When administration of a deceased person’s property, liabilities and obligations (their estate) takes place, Alberta’s Family Property Act allows a surviving spouse or adult interdependent partner (AIP) to apply to stop it. This is because the surviving spouse or AIP is still entitled to property of the relationship in the same way they would be entitled if the relationship was ending while the deceased was still alive. This can be important for the surviving spouse or AIP and children if the deceased’s will leaves much of the property to other people.
The Wills and Succession Act(WSA) in Alberta also considers a deceased person’s family members in what it calls “family maintenance and support”. Family members in this context mean the deceased person’s spouse or AIP, minor grandchildren or great-grandchildren whom the deceased looked after as a parent, and children who are:
between 18 and 22 years of age but are a full-time student and not self-reliant, or
at least 18 years of age but disabled and not self-reliant.

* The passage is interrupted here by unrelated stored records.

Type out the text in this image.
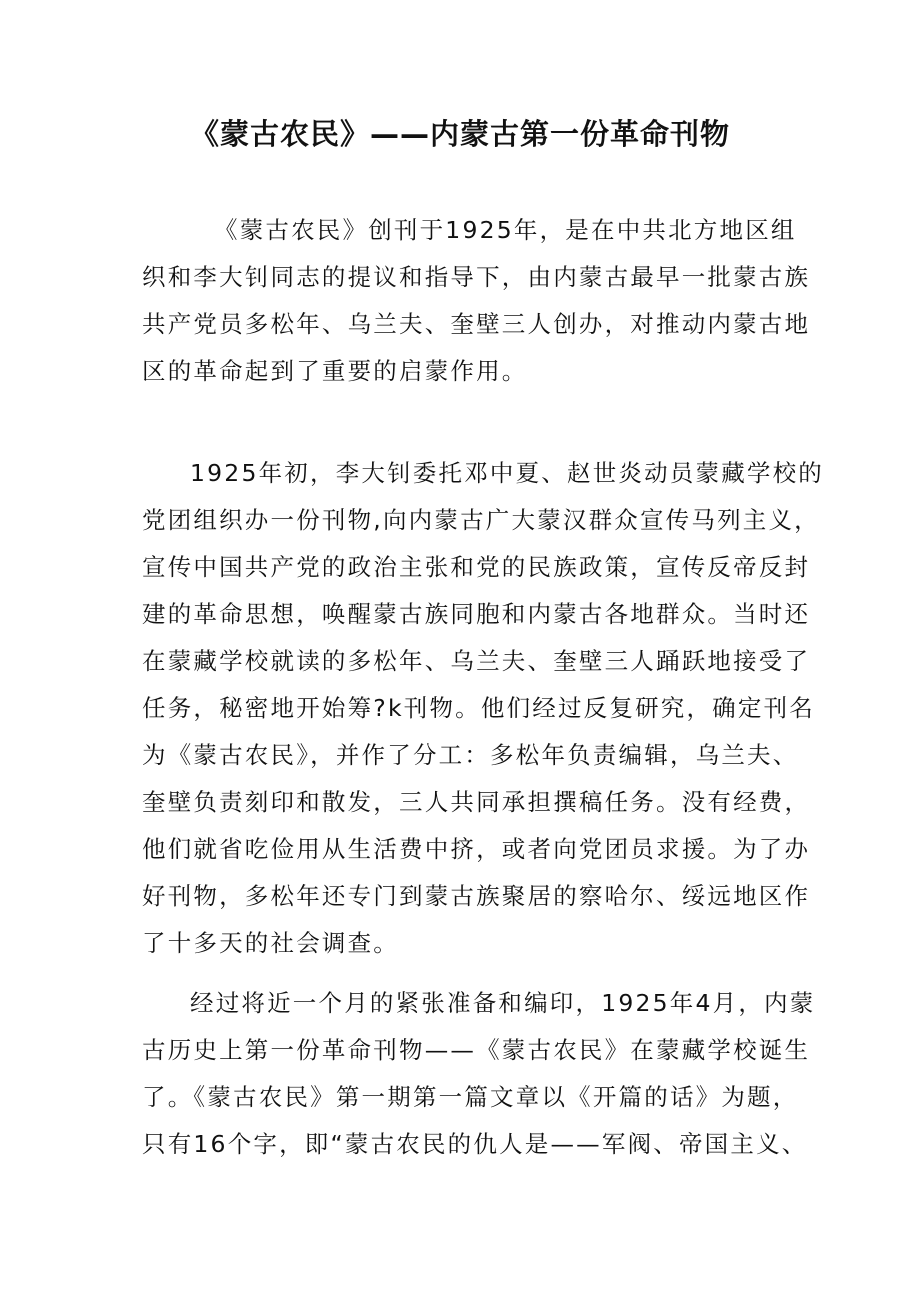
《蒙古农民》——内蒙古第一份革命刊物
《蒙古农民》创刊于1925年，是在中共北方地区组
织和李大钊同志的提议和指导下，由内蒙古最早一批蒙古族
共产党员多松年、乌兰夫、奎壁三人创办，对推动内蒙古地
区的革命起到了重要的启蒙作用。
1925年初，李大钊委托邓中夏、赵世炎动员蒙藏学校的
党团组织办一份刊物,向内蒙古广大蒙汉群众宣传马列主义，
宣传中国共产党的政治主张和党的民族政策，宣传反帝反封
建的革命思想，唤醒蒙古族同胞和内蒙古各地群众。当时还
在蒙藏学校就读的多松年、乌兰夫、奎壁三人踊跃地接受了
任务，秘密地开始筹?k刊物。他们经过反复研究，确定刊名
为《蒙古农民》，并作了分工：多松年负责编辑，乌兰夫、
奎壁负责刻印和散发，三人共同承担撰稿任务。没有经费，
他们就省吃俭用从生活费中挤，或者向党团员求援。为了办
好刊物，多松年还专门到蒙古族聚居的察哈尔、绥远地区作
了十多天的社会调查。
经过将近一个月的紧张准备和编印，1925年4月，内蒙
古历史上第一份革命刊物——《蒙古农民》在蒙藏学校诞生
了。《蒙古农民》第一期第一篇文章以《开篇的话》为题，
只有16个字，即“蒙古农民的仇人是——军阀、帝国主义、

(Note: In Alberta, this does not include adult children that are independent.)
Where the family home of the deceased person and their spouse is not owned by the spouse, the WSA gives the spouse the right to temporarily live there and use the household goods inside for up to 90 days after the deceased died. However, if the deceased’s will does not provide for it, the spouse still may have to make payments regarding things such as the mortgage, property taxes, and utilities. The spouse will also be responsible for any damage they do to the family home or household goods.

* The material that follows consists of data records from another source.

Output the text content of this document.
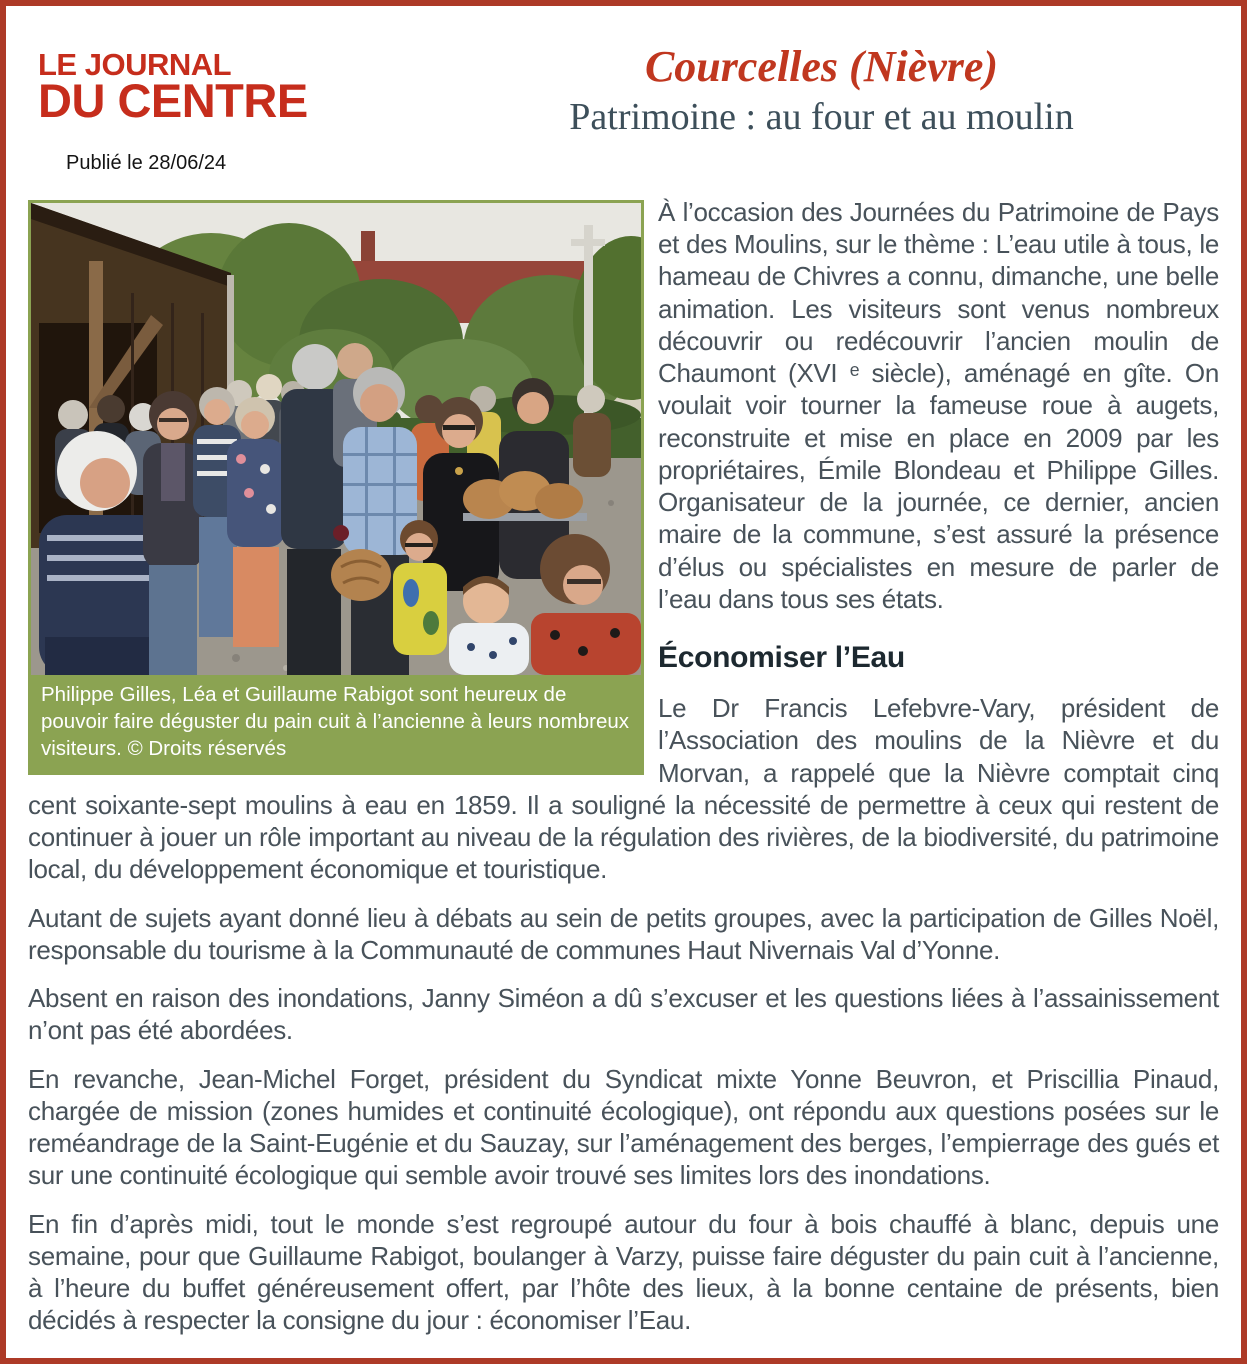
LE JOURNAL
DU CENTRE
Publié le 28/06/24
Courcelles (Nièvre)
Patrimoine : au four et au moulin
Philippe Gilles, Léa et Guillaume Rabigot sont heureux de pouvoir faire déguster du pain cuit à l’ancienne à leurs nombreux visiteurs. © Droits réservés

À l’occasion des Journées du Patrimoine de Pays et des Moulins, sur le thème : L’eau utile à tous, le hameau de Chivres a connu, dimanche, une belle animation. Les visiteurs sont venus nombreux découvrir ou redécouvrir l’ancien moulin de Chaumont (XVI ᵉ siècle), aménagé en gîte. On voulait voir tourner la fameuse roue à augets, reconstruite et mise en place en 2009 par les propriétaires, Émile Blondeau et Philippe Gilles. Organisateur de la journée, ce dernier, ancien maire de la commune, s’est assuré la présence d’élus ou spécialistes en mesure de parler de l’eau dans tous ses états.

Économiser l’Eau

Le Dr Francis Lefebvre-Vary, président de l’Association des moulins de la Nièvre et du Morvan, a rappelé que la Nièvre comptait cinq cent soixante-sept moulins à eau en 1859. Il a souligné la nécessité de permettre à ceux qui restent de continuer à jouer un rôle important au niveau de la régulation des rivières, de la biodiversité, du patrimoine local, du développement économique et touristique.

Autant de sujets ayant donné lieu à débats au sein de petits groupes, avec la participation de Gilles Noël, responsable du tourisme à la Communauté de communes Haut Nivernais Val d’Yonne.

Absent en raison des inondations, Janny Siméon a dû s’excuser et les questions liées à l’assainissement n’ont pas été abordées.

En revanche, Jean-Michel Forget, président du Syndicat mixte Yonne Beuvron, et Priscillia Pinaud, chargée de mission (zones humides et continuité écologique), ont répondu aux questions posées sur le reméandrage de la Saint-Eugénie et du Sauzay, sur l’aménagement des berges, l’empierrage des gués et sur une continuité écologique qui semble avoir trouvé ses limites lors des inondations.

En fin d’après midi, tout le monde s’est regroupé autour du four à bois chauffé à blanc, depuis une semaine, pour que Guillaume Rabigot, boulanger à Varzy, puisse faire déguster du pain cuit à l’ancienne, à l’heure du buffet généreusement offert, par l’hôte des lieux, à la bonne centaine de présents, bien décidés à respecter la consigne du jour : économiser l’Eau.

Where the deceased’s will does not provide adequately for their family, a Court may order the estate to do so regardless under the WSA. This includes all the family members mentioned earlier. What is adequate depends not just on basic needs, but also how the family lived during the deceased’s life, the size of the estate, what the estate has already provided for, and more. This reflects what the courts have said, which is that the deceased has a moral and legal obligation to provide for the needs of their family, just as they would have in life. The courts will not allow the deceased to somehow contract their way around or otherwise avoid this obligation.